Donors don’t give to organizations they don’t trust. How do you build greater trust with your donors? One tool I’ve found very helpful is Charity Navigator’s rating system. Charity Navigator isn’t just giving scores to nonprofits anymore, it is now reshaping how we think about trust, impact, and what it means to give wisely.
Charity Navigator is the nation’s largest independent charity evaluator is evolving to better serve both donors and nonprofits in an era of declining trust and rising expectations. When Charity Navigator launched in 2002, its ratings were largely focused on financial metrics for a relatively small subset of charities. Over time, the organization realized that donors needed a more holistic picture of effectiveness and that nonprofits could not be reduced to overhead ratios and balance sheets alone.

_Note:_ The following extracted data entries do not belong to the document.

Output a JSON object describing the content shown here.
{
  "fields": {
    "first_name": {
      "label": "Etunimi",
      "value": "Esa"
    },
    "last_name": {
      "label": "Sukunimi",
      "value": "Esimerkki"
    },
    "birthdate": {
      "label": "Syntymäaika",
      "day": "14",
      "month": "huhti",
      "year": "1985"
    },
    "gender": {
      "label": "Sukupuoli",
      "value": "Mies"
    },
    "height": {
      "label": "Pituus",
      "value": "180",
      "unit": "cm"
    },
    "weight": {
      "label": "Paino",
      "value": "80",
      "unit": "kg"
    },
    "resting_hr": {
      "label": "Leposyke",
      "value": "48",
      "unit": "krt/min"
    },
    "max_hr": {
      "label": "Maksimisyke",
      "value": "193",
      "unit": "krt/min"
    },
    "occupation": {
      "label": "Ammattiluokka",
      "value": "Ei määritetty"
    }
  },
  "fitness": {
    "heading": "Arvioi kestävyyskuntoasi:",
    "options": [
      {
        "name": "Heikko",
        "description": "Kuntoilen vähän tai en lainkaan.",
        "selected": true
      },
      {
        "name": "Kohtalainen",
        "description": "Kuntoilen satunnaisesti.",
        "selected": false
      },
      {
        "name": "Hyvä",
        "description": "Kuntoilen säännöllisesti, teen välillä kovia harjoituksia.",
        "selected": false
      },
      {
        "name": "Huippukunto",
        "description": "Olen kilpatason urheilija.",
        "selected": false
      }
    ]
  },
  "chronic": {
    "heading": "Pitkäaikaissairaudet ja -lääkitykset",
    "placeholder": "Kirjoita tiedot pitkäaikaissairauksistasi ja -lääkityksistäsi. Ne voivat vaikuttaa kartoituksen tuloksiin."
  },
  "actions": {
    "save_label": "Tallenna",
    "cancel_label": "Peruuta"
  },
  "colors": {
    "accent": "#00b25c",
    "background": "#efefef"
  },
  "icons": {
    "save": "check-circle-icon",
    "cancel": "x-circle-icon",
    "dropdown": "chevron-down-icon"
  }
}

Charity Navigator has expanded its mission “to make impactful giving easier for all,” rating more than 225,000 organizations. Today, they are updating their 360-degree framework and how it looks at an organization’s overall health. They are seeking to integrate financial accountability, governance practices, impact results, leadership, and culture, so that donors can see not only whether a nonprofit is well-run, but whether it’s truly making progress on its mission.
One of the most persistent challenges in philanthropy is lack of understanding and agreement of what the appropriate amount of overhead a nonprofit should have in order to have maximum mission impact. Overhead simply tells you how a nonprofit allocates expenses; it does not tell you about whether lives are actually being changed. A lean budget might reflect efficiency, or it might signal underinvestment in critical infrastructure like staff, technology, and evaluation.
The Overhead Controversy
One of the new areas that Charity Navigator is focused on is their methodology of encouraging donors to ask better questions such as: What results is this organization achieving? How does it measure progress? Is it investing appropriately in leadership, systems, and learning? By shifting emphasis from “How little do you spend on administration?” to “How well do you turn resources into outcomes?”, this approach encourages donors to view their giving as an investment in impact rather than a simple charitable transaction.
This comprehensive view helps donors distinguish between organizations that are merely surviving and those that are strategically positioned to create lasting change.